Es war ein besonderer Moment in der kurzen, wechselvollen Geschichte von Berlin-Mitte. Draußen in der Rosenthaler Straße herrschte jene stilvolle Verwahrlosung, die diesen Teil der Stadt so anziehend macht für die jungen Schweden und Schweizer und Schwaben, die dort leben oder feiern oder shoppen. Drinnen in der Bäckerei herrschte jene selbstverständliche Zuvorkommenheit, die einem so fremd wie vertraut erscheint, wenn man länger als drei Jahre aus Stockholm, Zürich oder Böbingen fort ist und nun in Berlin lebt, wo man täglich mit dem Problem konfrontiert wird, wie man an anständiges Brot herankommen soll. Blau auf Weiß und bayerisch selbstbewusst war auf das Banner vor dem Geschäft das Wort »Hofpfisterei« geschrieben. Und schon bald standen all die Drehbuchschreiber, Schauspieler und Journalisten hier Schlange, für die eine Butterbreze reicht, um ihre kreative Berlinexistenz mit ein wenig Geschmacksbürgertum zu verbinden.
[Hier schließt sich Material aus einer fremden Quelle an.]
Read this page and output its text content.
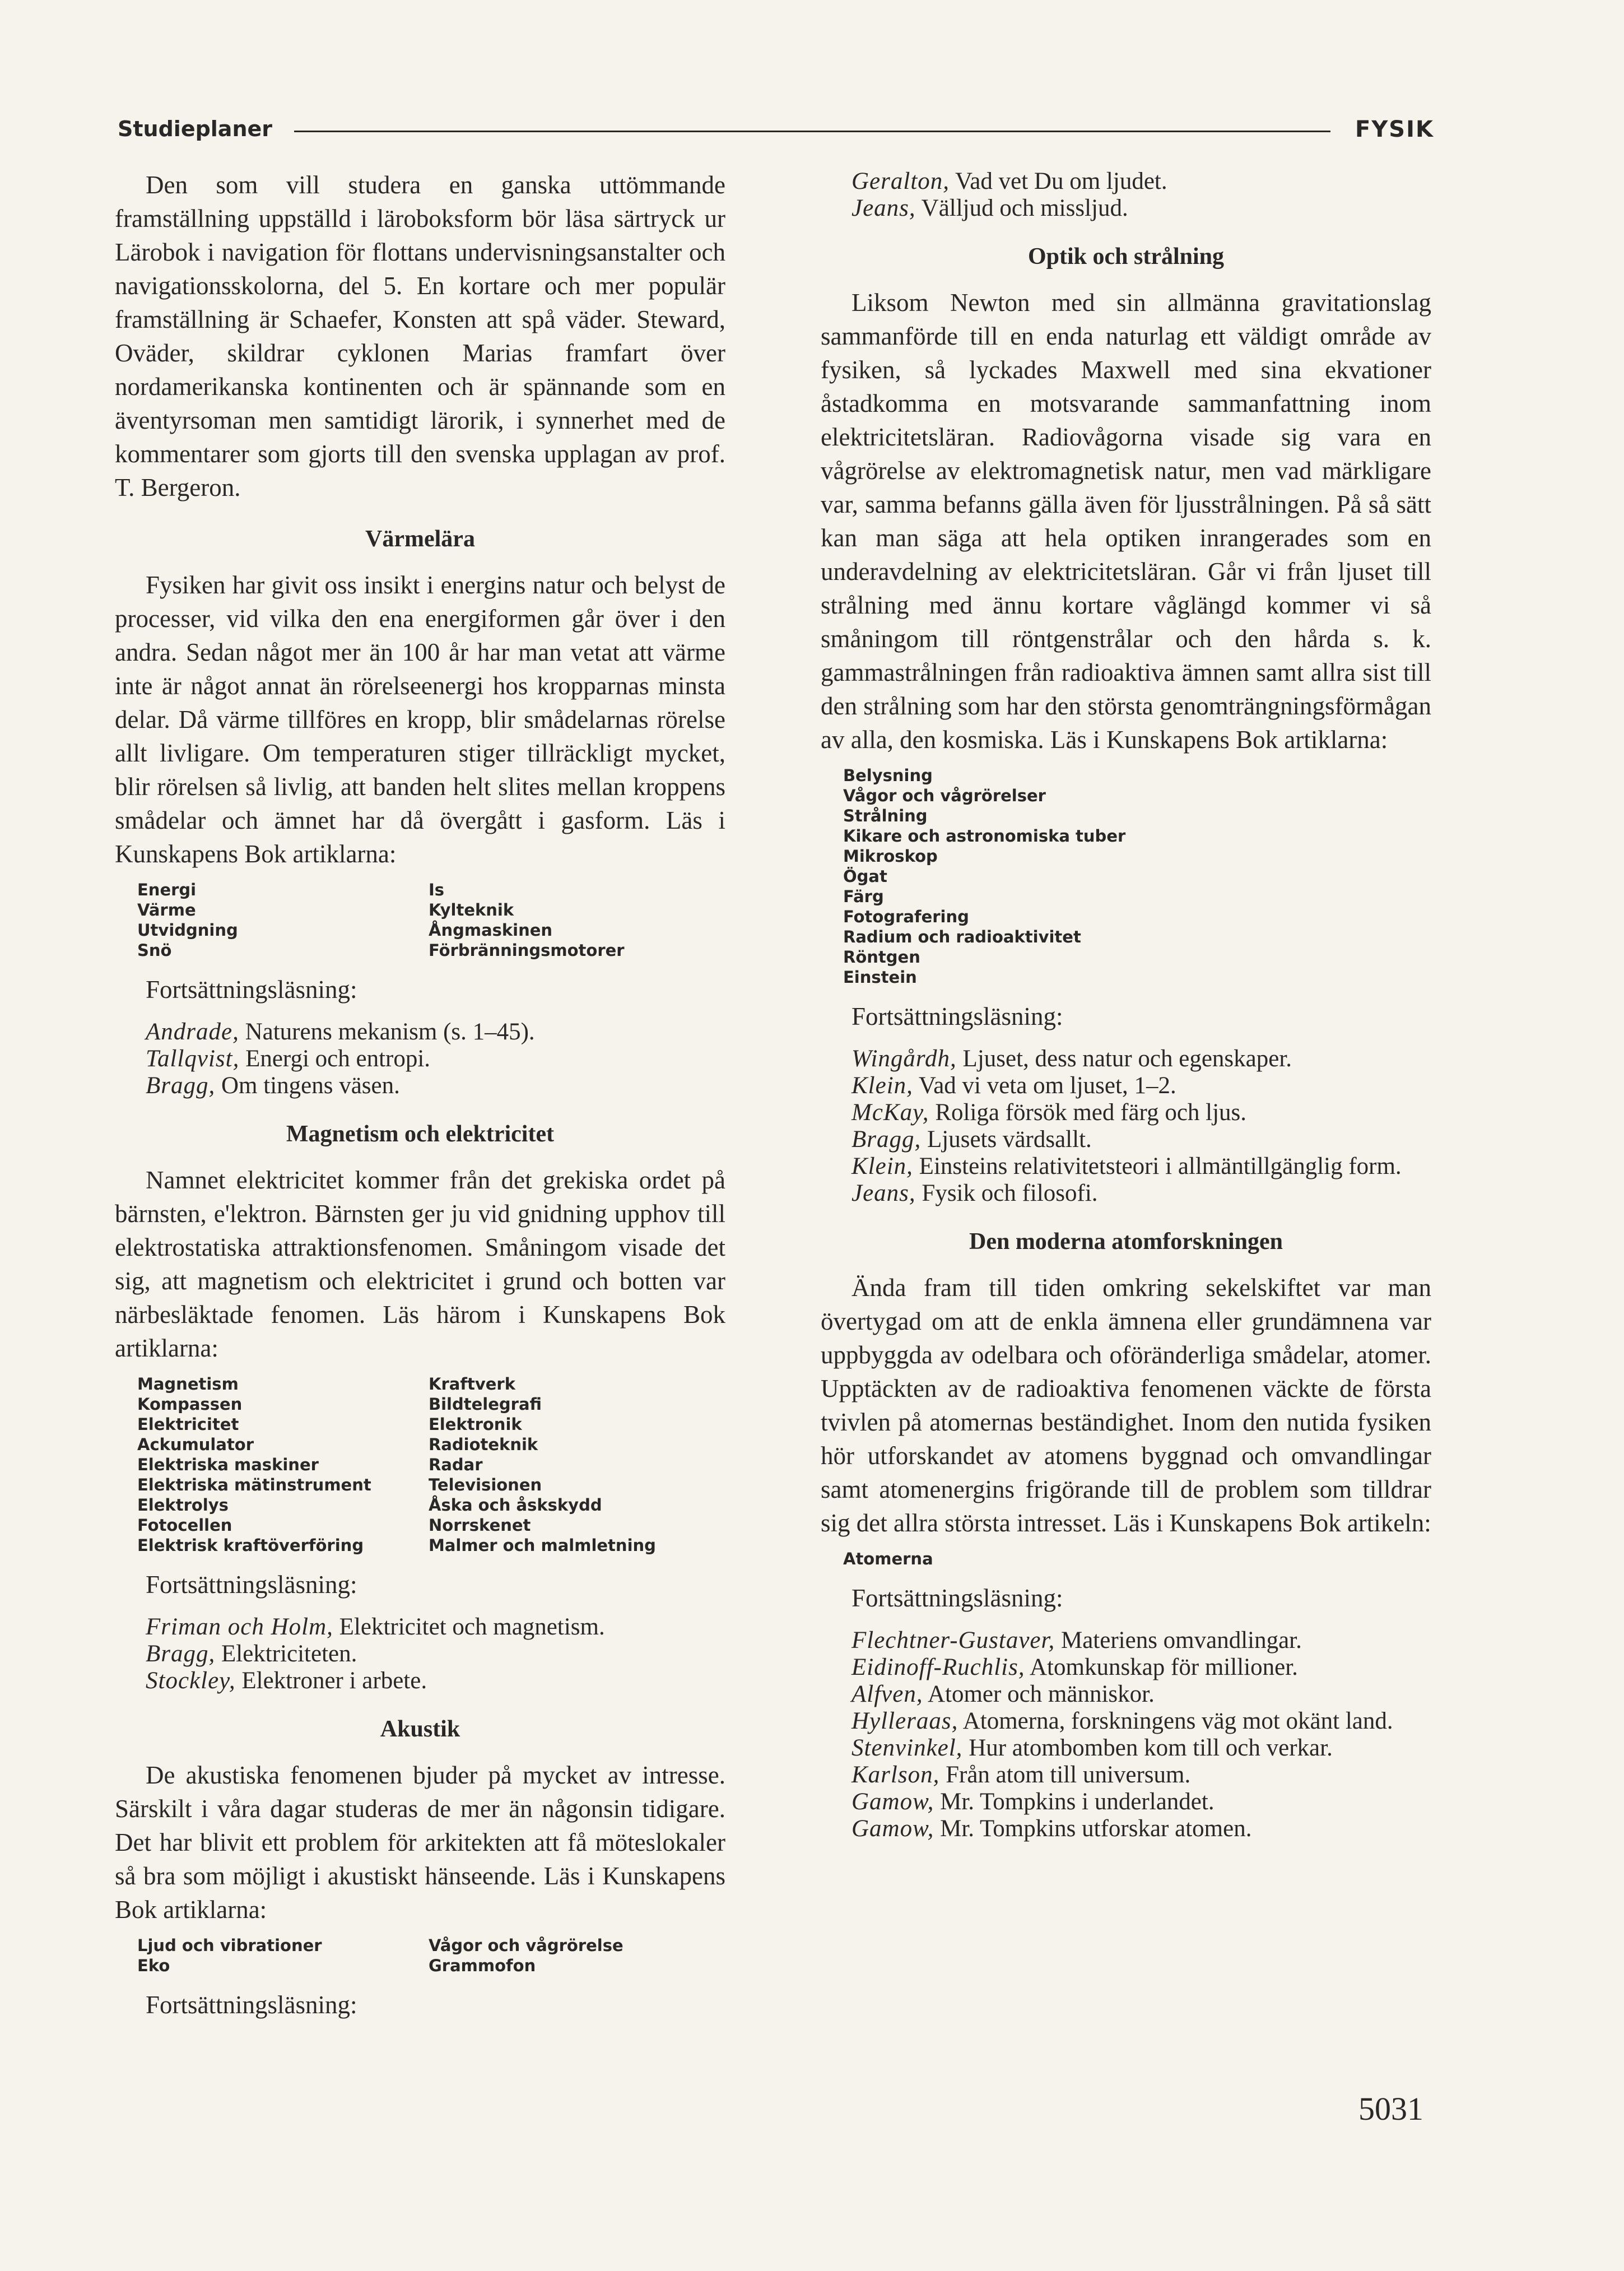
Studieplaner	FYSIK

Den som vill studera en ganska uttömmande framställning uppställd i läroboksform bör läsa särtryck ur Lärobok i navigation för flottans undervisningsanstalter och navigationsskolorna, del 5. En kortare och mer populär framställning är Schaefer, Konsten att spå väder. Steward, Oväder, skildrar cyklonen Marias framfart över nordamerikanska kontinenten och är spännande som en äventyrsoman men samtidigt lärorik, i synnerhet med de kommentarer som gjorts till den svenska upplagan av prof. T. Bergeron.

Värmelära

Fysiken har givit oss insikt i energins natur och belyst de processer, vid vilka den ena energiformen går över i den andra. Sedan något mer än 100 år har man vetat att värme inte är något annat än rörelseenergi hos kropparnas minsta delar. Då värme tillföres en kropp, blir smådelarnas rörelse allt livligare. Om temperaturen stiger tillräckligt mycket, blir rörelsen så livlig, att banden helt slites mellan kroppens smådelar och ämnet har då övergått i gasform. Läs i Kunskapens Bok artiklarna:

Energi
Värme
Utvidgning
Snö
Is
Kylteknik
Ångmaskinen
Förbränningsmotorer
Fortsättningsläsning:
Andrade, Naturens mekanism (s. 1–45).
Tallqvist, Energi och entropi.
Bragg, Om tingens väsen.
Magnetism och elektricitet

Namnet elektricitet kommer från det grekiska ordet på bärnsten, e'lektron. Bärnsten ger ju vid gnidning upphov till elektrostatiska attraktionsfenomen. Småningom visade det sig, att magnetism och elektricitet i grund och botten var närbesläktade fenomen. Läs härom i Kunskapens Bok artiklarna:

Magnetism
Kompassen
Elektricitet
Ackumulator
Elektriska maskiner
Elektriska mätinstrument
Elektrolys
Fotocellen
Elektrisk kraftöverföring
Kraftverk
Bildtelegrafi
Elektronik
Radioteknik
Radar
Televisionen
Åska och åskskydd
Norrskenet
Malmer och malmletning
Fortsättningsläsning:
Friman och Holm, Elektricitet och magnetism.
Bragg, Elektriciteten.
Stockley, Elektroner i arbete.
Akustik

De akustiska fenomenen bjuder på mycket av intresse. Särskilt i våra dagar studeras de mer än någonsin tidigare. Det har blivit ett problem för arkitekten att få möteslokaler så bra som möjligt i akustiskt hänseende. Läs i Kunskapens Bok artiklarna:

Ljud och vibrationer
Eko
Vågor och vågrörelse
Grammofon
Fortsättningsläsning:
Geralton, Vad vet Du om ljudet.
Jeans, Välljud och missljud.
Optik och strålning

Liksom Newton med sin allmänna gravitationslag sammanförde till en enda naturlag ett väldigt område av fysiken, så lyckades Maxwell med sina ekvationer åstadkomma en motsvarande sammanfattning inom elektricitetsläran. Radiovågorna visade sig vara en vågrörelse av elektromagnetisk natur, men vad märkligare var, samma befanns gälla även för ljusstrålningen. På så sätt kan man säga att hela optiken inrangerades som en underavdelning av elektricitetsläran. Går vi från ljuset till strålning med ännu kortare våglängd kommer vi så småningom till röntgenstrålar och den hårda s. k. gammastrålningen från radioaktiva ämnen samt allra sist till den strålning som har den största genomträngningsförmågan av alla, den kosmiska. Läs i Kunskapens Bok artiklarna:

Belysning
Vågor och vågrörelser
Strålning
Kikare och astronomiska tuber
Mikroskop
Ögat
Färg
Fotografering
Radium och radioaktivitet
Röntgen
Einstein
Fortsättningsläsning:
Wingårdh, Ljuset, dess natur och egenskaper.
Klein, Vad vi veta om ljuset, 1–2.
McKay, Roliga försök med färg och ljus.
Bragg, Ljusets värdsallt.
Klein, Einsteins relativitetsteori i allmäntillgänglig form.
Jeans, Fysik och filosofi.
Den moderna atomforskningen

Ända fram till tiden omkring sekelskiftet var man övertygad om att de enkla ämnena eller grundämnena var uppbyggda av odelbara och oföränderliga smådelar, atomer. Upptäckten av de radioaktiva fenomenen väckte de första tvivlen på atomernas beständighet. Inom den nutida fysiken hör utforskandet av atomens byggnad och omvandlingar samt atomenergins frigörande till de problem som tilldrar sig det allra största intresset. Läs i Kunskapens Bok artikeln:

Atomerna
Fortsättningsläsning:
Flechtner-Gustaver, Materiens omvandlingar.
Eidinoff-Ruchlis, Atomkunskap för millioner.
Alfven, Atomer och människor.
Hylleraas, Atomerna, forskningens väg mot okänt land.
Stenvinkel, Hur atombomben kom till och verkar.
Karlson, Från atom till universum.
Gamow, Mr. Tompkins i underlandet.
Gamow, Mr. Tompkins utforskar atomen.
5031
Die Geschichte der Münchner Hofpfisterei ist lang und wechselvoll, aber dass sie einmal das »Boombrot« für Berlin backen, wie die Tageszeitung meint, oder zur »ersten nationalen Biobäckerkette« aufsteigen würde, wie die Zeit analysiert, das hätte noch vor Kurzem niemand gedacht. Bis ins Jahr 1331 kann man diese Geschichte zurückverfolgen. 1984 entschied sich die heutige Besitzerfamilie Stocker, dass sie ihr Brot rein ökologisch herstellen wollte. Mit Erfolg. 150 Filialen gibt es mittlerweile bundesweit. Und Ende vergangenen Jahres wurde die erste Hofpfisterei in Berlin eröffnet, etwas mehr als zwei Monate, nachdem in New York die Bank Lehman Brothers zusammengekracht war: Die Finanzkrise und der Kapitalismus im weiteren Sinn bilden, wie so oft in diesen Tagen, auch in diesem Fall den Deutungsrahmen, weil mal wieder dringend die Frage entschieden werden muss, wie das gute und das gerechte Leben zu vereinbaren sind – oder eben das gute und das gerechte Brot, ohne hier biblisch werden zu wollen. Dass nun ein Traditionsunternehmen wie die Hofpfisterei eine Antwort auf diese Frage liefern soll, ist zumindest überraschend, bislang beschäftigte das eher die sogenannten alternativen Milieus, die freilich längst in der sogenannten Mitte der Gesellschaft angekommen sind. In der Anfangsphase der Grünen in den Achtzigerjahren war jedenfalls klar, dass das gerechte Brot wichtiger war als das gute, und so schmeckte dann auch das, was man in Öko-Bäckereien kaufen konnte. Nach der Wende verschwand das Brot eine Weile aus dem gesellschaftspolitischen Diskurs, bis die Frage anders wieder aktuell wurde mit der rot-grünen Regierungskoalition 1998. Das Gerechte und das Gute schlossen sich nun nicht mehr aus, dazu musste man nur Gerhard Schröder anschauen mit Brioni und Zigarre. Er war eine frühe Karikatur jenes kritischen Hedonismus, den der amerikanische Soziologe Paul H. Ray 2000 in seinem Buch The Cultural Creatives identifizierte. »Lohas« nannten die Trendforscher diese Gruppe dann so lange, bis sie es schließlich selbst nicht mehr hören konnten.
Etwas von der Widersprüchlichkeit dieses Begriffs, ein Akronym für »Lifestyle of Health and Sustainability«, durchzieht nun auch das Projekt Boom-Hofpfisterei. Damit die Brote so schmecken, wie sie schmecken, muss der Sauerteig in München hergestellt werden, wegen der Mikroben, der Luftfeuchtigkeit und des Luftdrucks, wie das Unternehmen sagt. Deshalb werden die dicken ökologischen Laibe zu 60 Prozent in München fertig gebacken und dann mit dem Laster nach Karlsruhe, Nürnberg oder Berlin gefahren, wo sie ihre fabelhafte Kruste bekommen. Immerhin lernen die Lasterfahrer energieeffizient zu fahren, wie man betont. Es muss also, mit anderen Worten, dauernd und manchmal bis an die Grenze der Albernheit neu justiert werden, das Verhältnis zwischen gut und gerecht. Für die Grünen bedeutete das einen jahrelangen Konflikt zwischen Fundis und Realos. Für die Berliner heißt es erst einmal, dass sie endlich gutes Brot haben.